Marc Duchene氏は、ギャルド・レピュブリケーヌ吹奏楽団のサクソフォン奏者として有名。パリ五重奏団の活動にも参加しており、比較的新しい時期のCDに、クレジットを発見することができる。以前木下直人さんから頂戴したCDの、演奏データをご覧頂きたい(→こちら)。Emmanuel Héraud氏、前の年に2等賞だったのだが、もう一年残ってきちんと一等賞(プリミエ・プリ)を獲ったのだな。五重奏団、Atout Saxの創始者。

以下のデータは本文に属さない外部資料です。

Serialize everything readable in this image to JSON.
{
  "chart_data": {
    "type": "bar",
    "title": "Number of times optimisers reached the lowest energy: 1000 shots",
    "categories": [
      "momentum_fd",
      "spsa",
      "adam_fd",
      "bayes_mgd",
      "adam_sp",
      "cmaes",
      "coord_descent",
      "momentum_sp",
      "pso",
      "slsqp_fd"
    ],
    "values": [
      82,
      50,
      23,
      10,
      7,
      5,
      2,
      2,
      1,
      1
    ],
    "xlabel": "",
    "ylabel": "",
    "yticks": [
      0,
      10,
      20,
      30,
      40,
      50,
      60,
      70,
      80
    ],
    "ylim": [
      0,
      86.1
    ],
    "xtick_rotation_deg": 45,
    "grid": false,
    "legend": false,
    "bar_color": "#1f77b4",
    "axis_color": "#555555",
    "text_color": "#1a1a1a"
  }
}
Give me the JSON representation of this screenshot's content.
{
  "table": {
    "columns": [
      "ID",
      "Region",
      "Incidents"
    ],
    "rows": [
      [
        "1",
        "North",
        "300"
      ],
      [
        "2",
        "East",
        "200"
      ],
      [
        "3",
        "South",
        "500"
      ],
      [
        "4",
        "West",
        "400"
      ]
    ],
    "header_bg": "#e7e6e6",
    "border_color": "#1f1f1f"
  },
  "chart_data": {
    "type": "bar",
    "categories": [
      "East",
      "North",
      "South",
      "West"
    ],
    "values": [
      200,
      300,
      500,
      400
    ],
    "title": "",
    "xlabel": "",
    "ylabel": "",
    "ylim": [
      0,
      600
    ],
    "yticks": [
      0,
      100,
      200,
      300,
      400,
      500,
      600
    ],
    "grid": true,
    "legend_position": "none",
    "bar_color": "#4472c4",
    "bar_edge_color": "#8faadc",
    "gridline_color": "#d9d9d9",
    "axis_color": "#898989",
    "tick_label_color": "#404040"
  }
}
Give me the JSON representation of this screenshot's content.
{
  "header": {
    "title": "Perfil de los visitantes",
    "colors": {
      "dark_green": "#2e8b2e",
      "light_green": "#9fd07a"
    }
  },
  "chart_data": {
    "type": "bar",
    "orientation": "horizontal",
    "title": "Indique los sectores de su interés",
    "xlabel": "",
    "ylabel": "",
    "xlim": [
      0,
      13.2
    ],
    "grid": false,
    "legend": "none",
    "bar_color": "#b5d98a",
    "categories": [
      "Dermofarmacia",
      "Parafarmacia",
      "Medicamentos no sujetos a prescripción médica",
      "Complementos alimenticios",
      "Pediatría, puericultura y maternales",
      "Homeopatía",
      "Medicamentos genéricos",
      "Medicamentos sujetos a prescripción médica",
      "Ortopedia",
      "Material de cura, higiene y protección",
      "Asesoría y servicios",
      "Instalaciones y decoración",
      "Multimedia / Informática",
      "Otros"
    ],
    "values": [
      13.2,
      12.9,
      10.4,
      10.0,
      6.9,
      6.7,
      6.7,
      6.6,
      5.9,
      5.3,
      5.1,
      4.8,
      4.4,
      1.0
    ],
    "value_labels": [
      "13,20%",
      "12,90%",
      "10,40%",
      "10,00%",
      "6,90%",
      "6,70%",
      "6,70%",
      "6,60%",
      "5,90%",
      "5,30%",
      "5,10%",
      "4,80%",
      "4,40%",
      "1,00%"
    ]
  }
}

Vibéké Bernstein氏は、探そうとしたらあちらのバーンスタインが多く引っかかってしまい、見つけられなかった。

2 件のコメント:

Thunder さんのコメント...

アラン・ルヴィエのこの作品は、88年のコングレスで「見ました」。
というのはこの曲、舞台の中央のアルト奏者と、それぞれ離れたところにいる3人とで演奏されるのですが、最後は3人が吹きながら中央のアルト奏者のまわりをぐるぐると回り、堪えきれず舞台袖に逃げ出すアルト奏者を3人が追いかけて行って曲が終わる…というパフォーマンスがあるのです。
どんな「音楽」だったかは全然覚えていないのですが。

最近のパリ音の新作試験曲って、これでどうやって審査するんじゃ、と突っ込みたくなるようなものがありますけど、そういうもののハシリだったような気がします。

kuri さんのコメント...

> Thunderさん

貴重なお話、ありがとうございます。おお、だから最後の楽章の名前がSortie des artistesになっているのですね!なんだかこの楽章だけ不思議な名前だったので、納得です。

アルトサクソフォン+ピアノという編成から離れたのは、この年が最初かもしれません。一年前は初めて新作委嘱が途切れていますし、なにか方針の転換があったのでしょうか。それにしても、ラスカトフの「Pas des deux」や、レヴィナスの「Incuver」もそうでしたが、その様子を聴く限り、試験を受ける方に取っては爆弾かもしれませんね。